Auto Owners was given a medical release by Gary, but not a list of
medical providers. In September, 2007
Auto Owners used the medical release to obtain the medical records
contained in Farmer's adjuster file. Auto Owners never requested any medical
records using the release at any time thereafter, electing instead to continue
to try to place the burden of obtaining bills and records on Gary by writing a
letter every 3 to 6 months asking for updated information and
records/bills. Gary never responded,
completely confident that his insurance company, Auto Owners, would obtain all
such records and information and be updated and ready to make an offer to him
when he notified Auto Owners he was ready to settle. After all, that is what they promised, wasn't
it?
Auto Owners failed to investigate, evaluate and make an
offer to Gary, forcing client to hire attorneys and file suit on December 22,
2009 (three days before the statute of limitations ran).
Auto Owners admitted defendant driver was 100% at fault,
so trial was about injury causation, damages and unreasonable delay by Auto
Owners.
Auto
Owner's defended by denying the nature and extent of the injuries; by blaming our client for not providing names
of medical providers; by claiming that
Auto Owner's couldn't evaluate the claim without the names of the medical
providers; and by blaming Gary for not making a demand to which Auto Owner's
could respond with an offer.
Mike
Chaloupka did a wonderful job of presenting direct exam of Gary and making
clear his injuries and substantial distress at how he was treated by Auto
Owners. Mike also presented the lay
witnesses at trial, keeping their testimonies short and powerful. Mike presented the testimony of Dr. David
Reinhard, who was Auto Owner's hand selected IME. We did not call any treating physicians,
electing to call defendant's IME, together with a physical therapist.
As to
TLC techniques, Mike and I shared voir
dire. Mike was superb, immediately
connecting with the jury in his smiling relaxed manner as he took over the voir dire which I had started. Mike had used several focus groups to
prepare his case and to work through the themes he used with his witnesses. Part of our discovery with our client Gary
had to do with Gary's deep distress at
having to file a law suit to obtain insurance benefits for which he had paid. He had purchased his UIM coverage so that his
family would be protected and so that he specifically would not have to go to
trial. He was also concerned about how
he would be perceived in his community if it was known that he had sued and
gone to trial over a personal injury. At
the same time this very morally conscious man knew he had to stand for what was
right. Our theme was the insurance
company betrayal of him on breach of their promise to investigate, evaluate,
communicate and make a reasonable offer to him, so that he could avoid trial.

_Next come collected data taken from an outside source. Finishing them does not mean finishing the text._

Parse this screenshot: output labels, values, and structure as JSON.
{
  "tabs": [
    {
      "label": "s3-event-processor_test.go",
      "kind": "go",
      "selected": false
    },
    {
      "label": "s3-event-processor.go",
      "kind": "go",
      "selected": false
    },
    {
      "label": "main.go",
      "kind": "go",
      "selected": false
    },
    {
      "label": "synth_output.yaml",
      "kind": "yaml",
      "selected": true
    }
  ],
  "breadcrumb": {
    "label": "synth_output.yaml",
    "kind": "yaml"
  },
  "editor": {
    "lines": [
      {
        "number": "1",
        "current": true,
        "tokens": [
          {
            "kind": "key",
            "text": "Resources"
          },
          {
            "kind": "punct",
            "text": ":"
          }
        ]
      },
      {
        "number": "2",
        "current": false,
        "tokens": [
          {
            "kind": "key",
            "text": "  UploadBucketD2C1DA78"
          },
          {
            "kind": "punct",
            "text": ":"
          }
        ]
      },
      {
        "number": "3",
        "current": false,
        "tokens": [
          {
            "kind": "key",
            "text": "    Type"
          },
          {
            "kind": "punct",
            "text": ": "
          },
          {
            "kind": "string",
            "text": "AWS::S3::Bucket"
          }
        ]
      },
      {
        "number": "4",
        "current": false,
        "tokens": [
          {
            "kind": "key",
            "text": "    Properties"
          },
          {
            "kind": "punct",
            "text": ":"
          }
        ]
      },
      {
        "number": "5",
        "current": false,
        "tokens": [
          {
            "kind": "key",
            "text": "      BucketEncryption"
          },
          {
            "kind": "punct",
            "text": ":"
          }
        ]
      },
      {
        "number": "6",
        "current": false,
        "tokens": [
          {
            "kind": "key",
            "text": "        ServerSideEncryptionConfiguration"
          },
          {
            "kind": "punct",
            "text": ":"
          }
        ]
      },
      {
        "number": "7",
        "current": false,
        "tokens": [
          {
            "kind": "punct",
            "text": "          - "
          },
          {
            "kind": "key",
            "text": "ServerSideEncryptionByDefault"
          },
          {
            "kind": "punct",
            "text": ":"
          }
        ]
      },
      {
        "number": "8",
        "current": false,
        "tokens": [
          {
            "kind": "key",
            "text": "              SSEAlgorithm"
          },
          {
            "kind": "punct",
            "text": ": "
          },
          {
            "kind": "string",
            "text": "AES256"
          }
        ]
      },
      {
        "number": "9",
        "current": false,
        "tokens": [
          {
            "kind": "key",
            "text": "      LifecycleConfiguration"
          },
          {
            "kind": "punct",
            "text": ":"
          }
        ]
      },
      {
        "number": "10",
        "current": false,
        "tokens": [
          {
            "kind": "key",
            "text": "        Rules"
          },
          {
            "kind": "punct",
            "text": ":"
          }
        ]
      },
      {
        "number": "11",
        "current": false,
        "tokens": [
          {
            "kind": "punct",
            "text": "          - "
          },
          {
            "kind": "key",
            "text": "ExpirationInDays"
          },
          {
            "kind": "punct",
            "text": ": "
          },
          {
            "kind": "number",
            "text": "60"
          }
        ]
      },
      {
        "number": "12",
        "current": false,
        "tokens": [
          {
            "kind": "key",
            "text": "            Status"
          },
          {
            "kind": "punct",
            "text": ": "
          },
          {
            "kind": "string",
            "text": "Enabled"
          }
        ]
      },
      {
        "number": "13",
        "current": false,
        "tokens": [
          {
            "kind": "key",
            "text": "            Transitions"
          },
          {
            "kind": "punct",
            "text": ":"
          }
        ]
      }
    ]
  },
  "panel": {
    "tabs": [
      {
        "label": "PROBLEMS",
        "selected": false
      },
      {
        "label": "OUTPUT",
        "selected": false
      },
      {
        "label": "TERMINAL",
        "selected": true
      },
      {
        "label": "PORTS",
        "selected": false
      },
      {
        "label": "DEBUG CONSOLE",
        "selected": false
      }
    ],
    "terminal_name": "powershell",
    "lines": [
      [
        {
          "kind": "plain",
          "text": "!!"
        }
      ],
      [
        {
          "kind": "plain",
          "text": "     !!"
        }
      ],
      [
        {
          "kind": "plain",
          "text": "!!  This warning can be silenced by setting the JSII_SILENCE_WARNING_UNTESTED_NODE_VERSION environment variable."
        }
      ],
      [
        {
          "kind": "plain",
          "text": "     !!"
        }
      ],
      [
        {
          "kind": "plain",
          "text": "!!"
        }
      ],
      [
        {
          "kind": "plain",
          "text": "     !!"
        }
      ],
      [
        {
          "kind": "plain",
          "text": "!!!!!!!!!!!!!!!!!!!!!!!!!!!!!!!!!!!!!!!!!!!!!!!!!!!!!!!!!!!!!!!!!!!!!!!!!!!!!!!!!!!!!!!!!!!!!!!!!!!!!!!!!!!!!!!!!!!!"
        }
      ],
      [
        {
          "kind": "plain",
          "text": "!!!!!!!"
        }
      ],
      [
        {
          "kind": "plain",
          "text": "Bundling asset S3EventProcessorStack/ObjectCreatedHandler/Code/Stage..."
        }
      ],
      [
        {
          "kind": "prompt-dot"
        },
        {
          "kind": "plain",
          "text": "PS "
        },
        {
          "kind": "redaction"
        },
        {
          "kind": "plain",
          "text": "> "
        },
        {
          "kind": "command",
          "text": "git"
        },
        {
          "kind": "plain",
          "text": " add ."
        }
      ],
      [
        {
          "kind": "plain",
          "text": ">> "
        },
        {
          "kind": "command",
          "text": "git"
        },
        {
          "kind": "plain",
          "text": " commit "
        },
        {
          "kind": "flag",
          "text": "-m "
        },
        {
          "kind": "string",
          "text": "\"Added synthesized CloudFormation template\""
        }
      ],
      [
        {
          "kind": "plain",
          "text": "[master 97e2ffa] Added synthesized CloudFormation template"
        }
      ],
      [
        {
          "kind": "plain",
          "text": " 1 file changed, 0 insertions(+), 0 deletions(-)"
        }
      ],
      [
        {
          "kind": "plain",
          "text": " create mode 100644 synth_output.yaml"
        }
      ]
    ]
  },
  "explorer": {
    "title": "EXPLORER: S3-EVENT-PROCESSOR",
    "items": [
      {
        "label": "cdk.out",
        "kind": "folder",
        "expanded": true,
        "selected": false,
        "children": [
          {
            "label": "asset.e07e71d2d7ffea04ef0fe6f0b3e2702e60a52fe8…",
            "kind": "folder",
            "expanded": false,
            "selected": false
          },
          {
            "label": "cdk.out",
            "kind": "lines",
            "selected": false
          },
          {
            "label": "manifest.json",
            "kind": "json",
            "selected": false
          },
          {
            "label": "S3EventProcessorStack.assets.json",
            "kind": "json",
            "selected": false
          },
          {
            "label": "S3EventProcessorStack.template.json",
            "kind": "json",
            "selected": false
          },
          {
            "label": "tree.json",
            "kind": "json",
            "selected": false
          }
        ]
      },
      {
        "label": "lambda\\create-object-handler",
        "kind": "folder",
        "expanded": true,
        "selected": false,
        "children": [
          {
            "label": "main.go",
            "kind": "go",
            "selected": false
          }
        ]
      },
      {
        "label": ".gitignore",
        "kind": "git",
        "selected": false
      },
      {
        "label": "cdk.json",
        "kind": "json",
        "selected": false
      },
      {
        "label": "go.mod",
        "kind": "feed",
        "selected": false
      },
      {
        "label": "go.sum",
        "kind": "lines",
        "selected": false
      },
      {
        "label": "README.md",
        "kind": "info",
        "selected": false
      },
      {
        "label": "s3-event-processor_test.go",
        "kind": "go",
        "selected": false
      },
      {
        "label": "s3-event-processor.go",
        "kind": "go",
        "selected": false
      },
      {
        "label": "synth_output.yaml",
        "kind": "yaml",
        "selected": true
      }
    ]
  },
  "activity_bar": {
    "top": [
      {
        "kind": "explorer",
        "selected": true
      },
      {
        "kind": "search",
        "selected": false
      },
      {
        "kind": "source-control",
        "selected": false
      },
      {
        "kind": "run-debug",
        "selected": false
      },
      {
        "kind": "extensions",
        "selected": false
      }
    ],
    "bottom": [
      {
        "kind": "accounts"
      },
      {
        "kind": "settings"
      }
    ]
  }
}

I used two focus groups the Friday before trial to test
themes for framing of the case and related issues, the result of which allowed
me to irrevocably frame the case with every juror with the first three
questions of voir dire, which took an elapsed time of about 90 seconds.
Mike and I divided the trial by themes. Mike presented the traditional personal
injury damages, including the emotional damages arising from the crash and the
testimony regarding emotional distress.
This was a case of admitted liability and the jury never would see the
defendant driver, as he had settled out of the case two years before the case
was filed. Therefore we had to keep the
"tension" of story focused in parallel on (1) the interruption of the
relationship between our client and his wife due to his injuries and changed
perceptions of himself; and (2) on the parallel tension of the theme of
betrayal and the emotional distress it simultaneously created - (which is
directed at the defendant insurance company).
Without such directed parallel tensions, the story would not be
interesting to anyone.
Our strategy was to have Mike "undersell" the
emotional and physical damages through the client's testimony, so that the jury
would not be subjected to the "overkill" of describing these parallel
damages twice, which would reduce the effectiveness of those elements of the
story. Mike's great internal sense of
underplaying the damages on direct, yet setting the stage for a first person
close I would do later in the trial, was far beyond his years of experience.
My themes were the betrayal of our client by the
insurance company, including the story telling through adverse direct
examinations of the insurance adjusters and managing adjuster, together with
the cross-examination of the doctors called by the defense. A constant theme
was that the insurance company was not looking for a fair resolution, as it had
promised to do. We tried the case on
four words written on white butcher paper on an easel:
INVESTIGATION
EVALUATION
COMMUNICATION
OFFER
These four words were used to keep the jury focused on
what the insurance company's duties were to our client at every stage of the
trial. Eventually the defense attorney
had to respond to our case by pointing to and using the butcher paper with our
four words in cross-examining our expert on insurance company duties. As defense counsel did so, Mike and I broke
into internal smiles. We could hear the
breaking of the spine of defense counsel's case.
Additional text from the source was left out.